Auf dem Lehrplan stand heute: „I have got“ plus Verneinung und Fragestellung. Eine wirkliche Freude war es aber, die türkische Übersetzung an die Tafel zu kritzeln. Ich habe dabei gegrinst wie ein Honigkuchenpferd, glücklich, die türkische Form zu kennen. Das ist nämlich gar nicht so einfach. Schon mein Türkischbuch begrüßt mich mit den denkwürdigen Sätzen:
„Wir haben gute und schlechte Nachrichten für Sie. Die schlechte Nachricht sind alle damit verbunden, dass Türkisch einfach anders ist als westeuropäische Sprachen.“ Und mit anders treffen es die Autoren auch wirklich sehr gut. Immerhin finden sie eine versöhnliches Ende nach dieser Ankündigung: „Wenn sie sich erst einmal an die Tatsache gewöhnt haben, dass das Türkische anders funktioniert, ist es eine sehr regelmäßige und logische Sprache.“ Alles sehr richtig. Was das anders genau meint, ist schwer zu erklären, wenn man sich noch nie mit einer außereuropäischen Sprache beschäftigt hat. Der auffälligste Unterschied ist zum einen veränderte Satzstellung: Wenn ich das Gefühl habe, wie Meister Joda die Worte zu verdrehen, dann bin ich mit dem türkischen Sprachgefühl im Einklang. Der andere große Unterschied kommt in Form von Suffixen daher: Wo wir im Deutschen ein extra Wort einbauen, kleben die Türken einfach ein paar Buchstaben an das Wort ran. Fertig aus. Das muss man sich so vorstellen: Während das Englische „I have got…“ dem Deutschen „Ich habe…“ so verdächtig ähnlich sieht, dass man eine enge Verwandtschaft unterstellen könnte, funktioniert das ganze Haben und Nicht-haben im Türkischen nach einem ganz anderen Prinzip. Für das Verb „Haben“ gibt es keine genaue Übersetzung. Will man beispielsweise sagen „Ich habe eine Katze“, dann heißt „Benim kedim var“ (kedi = Katze), was so viel bedeutet wie „Meine Katze gibt es“. Anfangs habe ich das noch für banal einfach gehalten – bis ich dann auf das Phänomen der Vokalharmonie getroffen bin, über das ich mich hier nicht näher auslassen will. Lediglich so viel: Auch im türkischen wird dekliniert und jede Endung kann je nach Vokalharmonie bis zu vier verschieden Formen annehmen. Und wer jetzt vier mit sechs multipliziert, hat eine Ahnung, von meiner kleinen, alltäglichen Suffix-Hölle.

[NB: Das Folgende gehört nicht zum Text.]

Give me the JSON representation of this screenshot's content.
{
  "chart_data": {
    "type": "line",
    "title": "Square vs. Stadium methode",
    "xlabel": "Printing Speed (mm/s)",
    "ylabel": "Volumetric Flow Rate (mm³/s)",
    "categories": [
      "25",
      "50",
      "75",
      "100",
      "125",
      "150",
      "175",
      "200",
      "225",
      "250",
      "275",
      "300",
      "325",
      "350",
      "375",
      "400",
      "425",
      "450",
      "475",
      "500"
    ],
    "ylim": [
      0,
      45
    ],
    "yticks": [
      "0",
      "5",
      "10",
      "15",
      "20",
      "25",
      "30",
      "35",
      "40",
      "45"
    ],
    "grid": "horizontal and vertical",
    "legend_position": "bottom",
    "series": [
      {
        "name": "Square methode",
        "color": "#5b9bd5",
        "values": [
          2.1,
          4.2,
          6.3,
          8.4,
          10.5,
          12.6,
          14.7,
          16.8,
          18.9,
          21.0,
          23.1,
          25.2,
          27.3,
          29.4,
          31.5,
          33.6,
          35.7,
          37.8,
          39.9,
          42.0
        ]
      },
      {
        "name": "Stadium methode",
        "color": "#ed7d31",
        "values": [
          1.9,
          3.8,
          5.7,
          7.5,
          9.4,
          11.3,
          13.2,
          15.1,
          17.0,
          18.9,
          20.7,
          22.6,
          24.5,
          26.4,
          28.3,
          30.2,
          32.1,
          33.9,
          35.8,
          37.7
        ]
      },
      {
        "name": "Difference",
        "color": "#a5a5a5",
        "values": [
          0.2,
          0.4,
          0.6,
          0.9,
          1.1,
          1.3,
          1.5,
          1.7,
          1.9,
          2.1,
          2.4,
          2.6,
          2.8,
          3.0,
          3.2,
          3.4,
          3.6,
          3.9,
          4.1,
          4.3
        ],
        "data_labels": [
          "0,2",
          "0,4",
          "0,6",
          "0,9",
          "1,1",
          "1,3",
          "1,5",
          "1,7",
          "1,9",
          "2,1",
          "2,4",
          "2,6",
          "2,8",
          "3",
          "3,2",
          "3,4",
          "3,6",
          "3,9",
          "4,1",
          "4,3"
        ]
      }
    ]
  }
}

In der Praxis kann das Buchstabenkleben zu bizarren Buchstabenansammlungen führen: „Avusturyalılaştırttıramadıklarımızdandır“ beispielsweise ist ein Wort, für wir im Deutschen immerhin einen Satz mit 15 Wörtern brauchen würden. Er heißt so viel wie: „Er/Sie/Es gehört zu denjenigen, für die wir niemanden finden konnten, der/die sie 'österreichisieren' lassen konnte.“ Solche Wortgerüste machen wirklich große Freude, wenn man versucht, Türkisch als Fremdsprache zu lernen. Dünger für meine Motivation, wirklich.

Ein kurzer Nachtrag noch, über den Jungen vom Imbiss gegenüber. Ich habe Burak gefragt, ob er wüsste, ob der Junge zur Schule geht – oder nicht. Er meinte schon ja, aber die viele Arbeit im Imbiss fordern ihren Tribut: Er hat ausschließlich schlechte Noten.